Caproic acid supplementation mitigates ethanol-induced steatosis by enhancing fatty acid β-oxidation in Huh7 cells.

(A) Study design: Huh7 cells were treated with ethanol or caproic acid alone or in combination. A PPARα inhibitor was also given with caproic acid. Injury was assessed after 24 hours. (B) mRNA expressions of pro-inflammatory reduced (IL6, p=0.002; TNFα, p=0.006; IL1β, p<0.001; Nfkb, p<0.001) and anti-inflammatory markers (IL10, p=0.005) increased after Abst+CA supplementation and these changes reversed in presence of PPARα inhibitor. (C) Cytopathology showing higher lipid accumulation in ethanol treated cells using oil-red-o staining and significantly reduced after CA supplementation (p=0.02). CA supplementation effects were reduced in the presence of PPARα inhibitor (p=0.01). (D) TG levels were significantly decreased after CA supplementation (p=0.05) and effects were reversed after PPARα inhibition. (E) mRNA expression of lipid droplet marker (Plin2) increased in ethanol treatment and reduced CA supplementation (p=0.002), but reversed in presence of PPARα inhibitor. (F) Mitofuel flexibility assay showed increased β-oxidation dependency after CA supplementation (p<0.001), but it was reduced in the presence of the inhibitor (p<0.001). The data are presented as the means ± SEMs (standard error of the mean). *p < 0.05, **p < 0.01, ***p < 0.001 represent intergroup statistics; #p < 0.05, ##p < 0.01, ###p < 0.001 with respect to the ALD and control groups. &p < 0.05, &&p < 0.01, &&&p < 0.001 with respect to ALD (one-way ANOVA followed by Tukey’s multiple comparison test).
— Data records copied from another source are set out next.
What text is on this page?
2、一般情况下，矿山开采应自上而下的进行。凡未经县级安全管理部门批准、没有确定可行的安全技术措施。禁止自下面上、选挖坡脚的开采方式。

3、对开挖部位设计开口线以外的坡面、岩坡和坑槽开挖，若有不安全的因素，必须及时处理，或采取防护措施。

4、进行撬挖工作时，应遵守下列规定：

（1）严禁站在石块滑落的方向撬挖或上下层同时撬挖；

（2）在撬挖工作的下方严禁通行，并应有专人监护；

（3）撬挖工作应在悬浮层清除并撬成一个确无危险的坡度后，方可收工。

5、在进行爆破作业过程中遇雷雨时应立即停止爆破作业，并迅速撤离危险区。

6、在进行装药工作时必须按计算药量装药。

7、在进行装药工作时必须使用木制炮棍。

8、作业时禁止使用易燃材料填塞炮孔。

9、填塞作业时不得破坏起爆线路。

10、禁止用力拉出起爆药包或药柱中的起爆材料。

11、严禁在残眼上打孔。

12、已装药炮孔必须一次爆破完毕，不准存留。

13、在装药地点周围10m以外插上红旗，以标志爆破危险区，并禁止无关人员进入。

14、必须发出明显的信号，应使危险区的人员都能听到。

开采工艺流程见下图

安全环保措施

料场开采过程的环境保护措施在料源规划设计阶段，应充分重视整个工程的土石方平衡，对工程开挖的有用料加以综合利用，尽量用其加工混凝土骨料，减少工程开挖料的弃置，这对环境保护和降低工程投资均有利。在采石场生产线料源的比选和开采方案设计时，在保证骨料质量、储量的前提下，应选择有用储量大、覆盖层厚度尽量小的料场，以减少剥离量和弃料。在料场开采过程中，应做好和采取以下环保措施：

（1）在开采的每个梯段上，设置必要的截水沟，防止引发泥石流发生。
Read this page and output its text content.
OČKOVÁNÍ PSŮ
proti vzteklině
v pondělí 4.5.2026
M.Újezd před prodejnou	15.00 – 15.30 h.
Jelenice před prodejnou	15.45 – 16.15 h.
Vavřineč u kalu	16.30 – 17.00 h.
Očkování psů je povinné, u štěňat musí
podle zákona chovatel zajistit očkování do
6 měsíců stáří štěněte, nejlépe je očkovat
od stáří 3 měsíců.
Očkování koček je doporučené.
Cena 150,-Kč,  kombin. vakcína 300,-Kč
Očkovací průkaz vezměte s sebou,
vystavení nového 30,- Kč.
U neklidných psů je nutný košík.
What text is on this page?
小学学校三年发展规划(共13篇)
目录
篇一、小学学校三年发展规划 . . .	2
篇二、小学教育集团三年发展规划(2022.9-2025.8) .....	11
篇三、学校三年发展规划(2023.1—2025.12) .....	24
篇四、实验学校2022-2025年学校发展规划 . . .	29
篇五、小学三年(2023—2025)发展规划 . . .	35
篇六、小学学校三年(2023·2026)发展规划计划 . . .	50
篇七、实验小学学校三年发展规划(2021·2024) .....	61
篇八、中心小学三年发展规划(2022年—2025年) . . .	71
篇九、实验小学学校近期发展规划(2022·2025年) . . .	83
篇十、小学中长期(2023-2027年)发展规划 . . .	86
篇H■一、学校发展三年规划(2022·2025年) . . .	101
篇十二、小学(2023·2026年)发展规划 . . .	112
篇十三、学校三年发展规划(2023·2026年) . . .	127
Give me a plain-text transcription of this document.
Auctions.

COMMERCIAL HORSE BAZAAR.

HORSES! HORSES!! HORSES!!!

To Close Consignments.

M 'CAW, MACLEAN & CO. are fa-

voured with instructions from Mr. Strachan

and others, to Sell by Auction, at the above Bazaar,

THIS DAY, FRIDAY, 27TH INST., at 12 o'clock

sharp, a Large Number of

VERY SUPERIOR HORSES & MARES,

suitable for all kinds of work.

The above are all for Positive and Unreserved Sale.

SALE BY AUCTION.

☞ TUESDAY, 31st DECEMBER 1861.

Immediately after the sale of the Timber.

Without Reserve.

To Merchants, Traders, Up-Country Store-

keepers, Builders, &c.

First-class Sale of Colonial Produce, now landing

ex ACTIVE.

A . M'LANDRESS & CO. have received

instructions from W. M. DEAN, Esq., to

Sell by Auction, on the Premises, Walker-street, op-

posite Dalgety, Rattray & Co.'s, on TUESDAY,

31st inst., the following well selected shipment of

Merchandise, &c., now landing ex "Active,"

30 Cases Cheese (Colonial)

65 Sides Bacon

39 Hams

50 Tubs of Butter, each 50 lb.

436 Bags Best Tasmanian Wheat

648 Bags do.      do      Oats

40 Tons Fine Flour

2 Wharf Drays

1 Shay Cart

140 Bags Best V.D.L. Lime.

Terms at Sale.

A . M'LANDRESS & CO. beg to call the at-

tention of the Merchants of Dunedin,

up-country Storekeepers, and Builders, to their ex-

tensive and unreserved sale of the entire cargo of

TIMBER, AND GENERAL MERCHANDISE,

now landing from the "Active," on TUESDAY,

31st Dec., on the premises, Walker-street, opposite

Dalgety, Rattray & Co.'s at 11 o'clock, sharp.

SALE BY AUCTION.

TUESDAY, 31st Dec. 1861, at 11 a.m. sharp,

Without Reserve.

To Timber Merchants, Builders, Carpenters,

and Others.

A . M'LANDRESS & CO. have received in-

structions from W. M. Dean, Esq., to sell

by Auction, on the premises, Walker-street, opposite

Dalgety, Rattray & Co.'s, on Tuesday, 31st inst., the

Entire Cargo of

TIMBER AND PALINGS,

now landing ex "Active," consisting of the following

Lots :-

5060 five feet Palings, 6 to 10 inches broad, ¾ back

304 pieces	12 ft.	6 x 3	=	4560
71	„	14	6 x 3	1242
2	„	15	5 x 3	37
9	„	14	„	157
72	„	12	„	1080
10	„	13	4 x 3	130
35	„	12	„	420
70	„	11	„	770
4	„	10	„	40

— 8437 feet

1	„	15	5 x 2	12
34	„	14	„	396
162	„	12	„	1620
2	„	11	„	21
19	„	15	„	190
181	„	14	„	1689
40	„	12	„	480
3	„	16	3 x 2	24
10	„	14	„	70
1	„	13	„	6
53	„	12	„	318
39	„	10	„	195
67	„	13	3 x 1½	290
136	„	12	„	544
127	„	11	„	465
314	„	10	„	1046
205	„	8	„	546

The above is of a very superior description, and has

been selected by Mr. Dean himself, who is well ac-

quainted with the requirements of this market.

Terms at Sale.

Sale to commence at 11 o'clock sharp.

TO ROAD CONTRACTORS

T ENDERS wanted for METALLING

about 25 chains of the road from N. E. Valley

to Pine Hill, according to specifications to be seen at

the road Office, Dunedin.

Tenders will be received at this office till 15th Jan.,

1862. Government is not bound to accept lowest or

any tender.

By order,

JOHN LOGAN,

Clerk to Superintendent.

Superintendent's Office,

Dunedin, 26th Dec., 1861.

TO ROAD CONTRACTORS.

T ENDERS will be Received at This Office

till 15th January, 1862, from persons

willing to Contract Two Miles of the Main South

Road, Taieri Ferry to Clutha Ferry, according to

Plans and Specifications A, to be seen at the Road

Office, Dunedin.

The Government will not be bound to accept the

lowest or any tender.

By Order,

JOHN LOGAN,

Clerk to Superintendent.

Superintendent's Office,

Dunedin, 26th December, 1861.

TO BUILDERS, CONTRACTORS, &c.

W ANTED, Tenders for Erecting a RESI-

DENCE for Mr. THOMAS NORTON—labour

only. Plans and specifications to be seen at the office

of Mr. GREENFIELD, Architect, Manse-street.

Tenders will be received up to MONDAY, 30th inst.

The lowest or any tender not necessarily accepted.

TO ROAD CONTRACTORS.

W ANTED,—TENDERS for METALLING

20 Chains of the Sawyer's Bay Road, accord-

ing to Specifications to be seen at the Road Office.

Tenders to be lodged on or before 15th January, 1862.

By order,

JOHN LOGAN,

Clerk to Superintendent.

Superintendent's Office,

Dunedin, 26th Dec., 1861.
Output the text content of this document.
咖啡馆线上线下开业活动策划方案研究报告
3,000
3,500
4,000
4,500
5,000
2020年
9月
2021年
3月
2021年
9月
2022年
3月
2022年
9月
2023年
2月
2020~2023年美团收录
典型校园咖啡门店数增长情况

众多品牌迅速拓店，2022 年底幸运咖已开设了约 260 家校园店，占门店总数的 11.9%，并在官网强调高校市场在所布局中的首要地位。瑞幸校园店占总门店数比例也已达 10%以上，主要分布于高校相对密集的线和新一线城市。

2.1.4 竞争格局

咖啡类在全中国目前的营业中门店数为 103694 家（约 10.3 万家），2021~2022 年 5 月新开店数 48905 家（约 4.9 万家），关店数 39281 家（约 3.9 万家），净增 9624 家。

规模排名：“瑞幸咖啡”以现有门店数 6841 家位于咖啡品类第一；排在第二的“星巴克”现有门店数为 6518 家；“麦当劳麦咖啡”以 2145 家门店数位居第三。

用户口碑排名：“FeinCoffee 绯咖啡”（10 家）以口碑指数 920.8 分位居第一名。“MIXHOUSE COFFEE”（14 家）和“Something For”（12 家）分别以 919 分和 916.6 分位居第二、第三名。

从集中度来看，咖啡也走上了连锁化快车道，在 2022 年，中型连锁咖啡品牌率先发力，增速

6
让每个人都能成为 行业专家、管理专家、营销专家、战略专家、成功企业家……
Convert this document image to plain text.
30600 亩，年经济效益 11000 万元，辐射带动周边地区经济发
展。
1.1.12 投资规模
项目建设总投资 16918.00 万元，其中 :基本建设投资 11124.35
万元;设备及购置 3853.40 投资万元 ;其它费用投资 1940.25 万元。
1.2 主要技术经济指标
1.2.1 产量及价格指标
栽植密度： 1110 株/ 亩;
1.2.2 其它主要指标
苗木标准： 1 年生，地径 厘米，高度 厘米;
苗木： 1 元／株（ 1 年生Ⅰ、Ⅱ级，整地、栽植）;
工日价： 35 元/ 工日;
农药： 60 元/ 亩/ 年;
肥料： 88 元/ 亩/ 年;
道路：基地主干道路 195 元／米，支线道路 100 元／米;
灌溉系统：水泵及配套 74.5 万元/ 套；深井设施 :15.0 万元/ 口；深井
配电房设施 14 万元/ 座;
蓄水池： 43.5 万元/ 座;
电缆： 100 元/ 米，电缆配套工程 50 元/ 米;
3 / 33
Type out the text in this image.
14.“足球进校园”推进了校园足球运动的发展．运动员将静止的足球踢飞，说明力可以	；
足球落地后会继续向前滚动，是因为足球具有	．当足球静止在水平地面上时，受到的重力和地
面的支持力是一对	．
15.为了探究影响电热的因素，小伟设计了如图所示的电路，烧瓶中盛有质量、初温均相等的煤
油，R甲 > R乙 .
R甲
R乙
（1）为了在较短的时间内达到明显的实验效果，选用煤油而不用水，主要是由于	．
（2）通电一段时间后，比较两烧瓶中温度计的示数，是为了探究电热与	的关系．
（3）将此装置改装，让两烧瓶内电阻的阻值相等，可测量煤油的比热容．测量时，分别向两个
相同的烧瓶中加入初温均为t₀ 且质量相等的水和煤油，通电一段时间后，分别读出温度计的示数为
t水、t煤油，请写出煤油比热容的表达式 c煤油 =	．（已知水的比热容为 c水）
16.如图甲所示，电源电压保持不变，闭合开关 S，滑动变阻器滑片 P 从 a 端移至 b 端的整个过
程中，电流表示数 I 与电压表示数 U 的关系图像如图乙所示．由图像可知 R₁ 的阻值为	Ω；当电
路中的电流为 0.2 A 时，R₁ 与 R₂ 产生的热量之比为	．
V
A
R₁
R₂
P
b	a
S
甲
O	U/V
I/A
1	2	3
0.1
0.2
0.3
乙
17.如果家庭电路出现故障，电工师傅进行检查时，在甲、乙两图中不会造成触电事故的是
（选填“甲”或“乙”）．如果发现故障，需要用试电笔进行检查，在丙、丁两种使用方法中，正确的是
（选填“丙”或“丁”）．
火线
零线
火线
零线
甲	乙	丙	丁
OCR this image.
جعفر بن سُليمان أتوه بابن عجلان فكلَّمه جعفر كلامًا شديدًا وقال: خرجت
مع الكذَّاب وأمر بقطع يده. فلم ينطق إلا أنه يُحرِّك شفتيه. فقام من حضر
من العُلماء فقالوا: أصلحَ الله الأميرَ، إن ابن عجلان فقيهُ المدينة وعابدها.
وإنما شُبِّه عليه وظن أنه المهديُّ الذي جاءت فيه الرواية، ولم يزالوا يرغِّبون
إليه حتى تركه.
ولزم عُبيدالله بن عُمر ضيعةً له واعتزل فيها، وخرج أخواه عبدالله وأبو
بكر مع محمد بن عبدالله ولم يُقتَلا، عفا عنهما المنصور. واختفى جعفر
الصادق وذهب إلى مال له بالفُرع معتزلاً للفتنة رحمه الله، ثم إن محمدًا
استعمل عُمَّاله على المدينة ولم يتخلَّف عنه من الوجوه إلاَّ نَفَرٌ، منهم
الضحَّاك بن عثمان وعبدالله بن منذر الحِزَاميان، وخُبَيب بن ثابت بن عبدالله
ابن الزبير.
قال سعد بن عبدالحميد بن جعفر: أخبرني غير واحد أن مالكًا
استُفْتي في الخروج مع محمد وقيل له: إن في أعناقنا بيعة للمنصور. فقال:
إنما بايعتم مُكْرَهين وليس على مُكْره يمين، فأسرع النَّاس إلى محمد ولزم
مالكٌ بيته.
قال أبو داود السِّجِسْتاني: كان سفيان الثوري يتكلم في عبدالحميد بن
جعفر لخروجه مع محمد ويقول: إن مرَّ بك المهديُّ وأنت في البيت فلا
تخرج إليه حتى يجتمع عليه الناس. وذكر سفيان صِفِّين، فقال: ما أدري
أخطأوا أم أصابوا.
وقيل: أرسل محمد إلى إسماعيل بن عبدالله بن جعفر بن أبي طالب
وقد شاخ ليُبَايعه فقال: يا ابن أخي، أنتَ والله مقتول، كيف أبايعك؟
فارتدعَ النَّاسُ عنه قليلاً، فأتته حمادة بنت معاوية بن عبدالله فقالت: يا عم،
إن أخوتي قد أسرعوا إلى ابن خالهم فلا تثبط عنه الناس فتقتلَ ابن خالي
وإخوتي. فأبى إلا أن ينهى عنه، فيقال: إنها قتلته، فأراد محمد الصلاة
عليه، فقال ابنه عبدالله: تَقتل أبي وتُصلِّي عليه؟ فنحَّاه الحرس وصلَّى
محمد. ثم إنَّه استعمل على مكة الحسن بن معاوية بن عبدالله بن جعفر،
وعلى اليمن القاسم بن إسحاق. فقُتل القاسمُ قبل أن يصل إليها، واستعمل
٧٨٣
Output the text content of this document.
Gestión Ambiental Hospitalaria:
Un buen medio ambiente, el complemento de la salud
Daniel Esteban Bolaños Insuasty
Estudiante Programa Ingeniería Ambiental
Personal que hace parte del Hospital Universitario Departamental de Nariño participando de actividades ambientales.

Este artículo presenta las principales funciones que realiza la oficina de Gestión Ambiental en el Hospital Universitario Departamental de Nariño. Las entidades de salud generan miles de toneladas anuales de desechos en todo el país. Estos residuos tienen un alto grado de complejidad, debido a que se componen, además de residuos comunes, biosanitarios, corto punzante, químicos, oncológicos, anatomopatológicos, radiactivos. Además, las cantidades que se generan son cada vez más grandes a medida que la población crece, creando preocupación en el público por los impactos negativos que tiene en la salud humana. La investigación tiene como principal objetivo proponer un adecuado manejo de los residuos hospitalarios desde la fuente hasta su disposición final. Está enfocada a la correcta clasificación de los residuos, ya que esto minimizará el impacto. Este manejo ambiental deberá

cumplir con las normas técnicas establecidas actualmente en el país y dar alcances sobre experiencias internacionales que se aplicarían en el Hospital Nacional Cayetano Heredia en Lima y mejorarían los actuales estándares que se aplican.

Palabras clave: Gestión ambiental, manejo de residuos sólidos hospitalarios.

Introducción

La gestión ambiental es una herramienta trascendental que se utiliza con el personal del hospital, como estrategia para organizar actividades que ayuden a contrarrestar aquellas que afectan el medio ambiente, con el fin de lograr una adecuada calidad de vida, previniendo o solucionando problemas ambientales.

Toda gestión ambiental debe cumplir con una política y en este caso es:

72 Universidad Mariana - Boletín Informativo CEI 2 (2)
Caproic acid supplementation alleviated ethanol-induced liver injury through PPARα upregulation in ALD mice.

(A) Study design- ALD mice treated with caproic acid with or without a PPARα inhibitor. Injury was assessed after 1 week. (B) Serum AST (p=0.02), ALT (p<0.001) and bilirubin (p=0.006) levels were significantly reduced after CA supplementation. (C) Hepatic TGs were significantly reduced after CA supplementation (p=0.02) and these changes were reversed in the presence of PPARα inhibitor (D) Liver histology showing reduced steatosis (examined by H&E and Oil Red O, p<0.001 in both) and fibrosis (p=0.007) by MT staining after CA supplementation. (E) mRNA expression of PPARα target genes involved in fatty acid β-oxidation increased (PPARα, p<0.001; Cpt1, p=0.01; Acox1, p=0.008; Fabp1, p=0.002) and (F) lipogenesis-related mRNA expression decreased (Srebp1c, Scd1 and Fasn, p<0.001 in all) after CA supplementation. These beneficial effects of CA were reversed in the presence of a PPARα inhibitor. The data are presented as the means ± SEMs (standard error of the mean). *p < 0.05, **p < 0.01, ***p < 0.001 represent intergroup statistics; #p < 0.05, ##p < 0.01, ###p < 0.001 with respect to the ALD and control groups. &p < 0.05, &&p < 0.01, &&&p < 0.001 with respect to ALD (one-way ANOVA followed by Tukey’s multiple comparison test).